Managing sessions

MicroPie includes simple session management built on top of cookies. A session stores data associated with a client across multiple requests. Sessions are useful for keeping track of login state, counters and temporary information.

Enabling sessions

By default, MicroPie uses an in‑memory session back‑end implemented by InMemorySessionBackend. Each session is identified by a session_id cookie. When the client makes a request, the cookie is read and the session data is loaded from the back‑end. When you modify the session dictionary, MicroPie writes the updated session back at the end of the request and issues a Set‑Cookie header if needed.
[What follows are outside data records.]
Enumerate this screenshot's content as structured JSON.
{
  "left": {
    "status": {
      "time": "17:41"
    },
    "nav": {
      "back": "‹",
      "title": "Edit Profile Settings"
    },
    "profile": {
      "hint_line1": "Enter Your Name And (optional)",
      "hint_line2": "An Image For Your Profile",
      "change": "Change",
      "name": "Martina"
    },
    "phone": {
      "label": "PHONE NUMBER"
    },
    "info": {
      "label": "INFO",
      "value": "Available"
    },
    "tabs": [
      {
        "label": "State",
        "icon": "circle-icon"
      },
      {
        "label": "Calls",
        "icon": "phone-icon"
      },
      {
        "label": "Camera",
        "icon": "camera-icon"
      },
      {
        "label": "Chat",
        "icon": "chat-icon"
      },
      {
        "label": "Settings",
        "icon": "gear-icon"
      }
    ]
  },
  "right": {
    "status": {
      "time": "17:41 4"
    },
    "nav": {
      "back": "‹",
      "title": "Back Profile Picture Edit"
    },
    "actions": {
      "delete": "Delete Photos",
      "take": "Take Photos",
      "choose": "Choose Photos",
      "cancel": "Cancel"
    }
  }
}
In order to use sessions, simply read and write the session dictionary in your handler. The following example counts the number of visits for each client:

from micropie import App

class MyApp(App):
    async def index(self):
        if "visits" not in self.request.session:
            self.request.session["visits"] = 1
        else:
            self.request.session["visits"] += 1
        return f"You have visited {self.request.session['visits']} times."

app = MyApp()

Custom session back‑ends

The in‑memory back‑end stores all sessions in a Python dictionary. It is suitable for development but will lose data when the process terminates and cannot be shared across worker processes. To persist sessions in a database or cache, implement the abstract SessionBackend interface:

from micropie import SessionBackend

class DatabaseSessionBackend(SessionBackend):
    async def load(self, session_id: str) -> dict:
        # fetch the session from your database or cache
        data = await get_session_from_db(session_id)
        return data or {}

    async def save(self, session_id: str, data: dict, timeout: int) -> None:
        # store the session with an expiration timeout
        await save_session_to_db(session_id, data, timeout)

Assign your back‑end when constructing your application:

backend = DatabaseSessionBackend()
app = MyApp(session_backend=backend)

Expiring sessions

The global constant micropie.SESSION_TIMEOUT controls how long a session remains valid (in seconds). The default is eight hours. Back‑ends may choose to enforce this timeout in whatever manner makes sense for their storage layer.

Security considerations

Sessions are sent to the client as cookies and should be treated as untrusted input. Avoid storing sensitive information directly in the session. If you implement your own back‑end, ensure that session identifiers are random, unique and that the cookie includes the HttpOnly, Secure and SameSite=Lax directives. The in‑memory back‑end provided by MicroPie already issues these flags.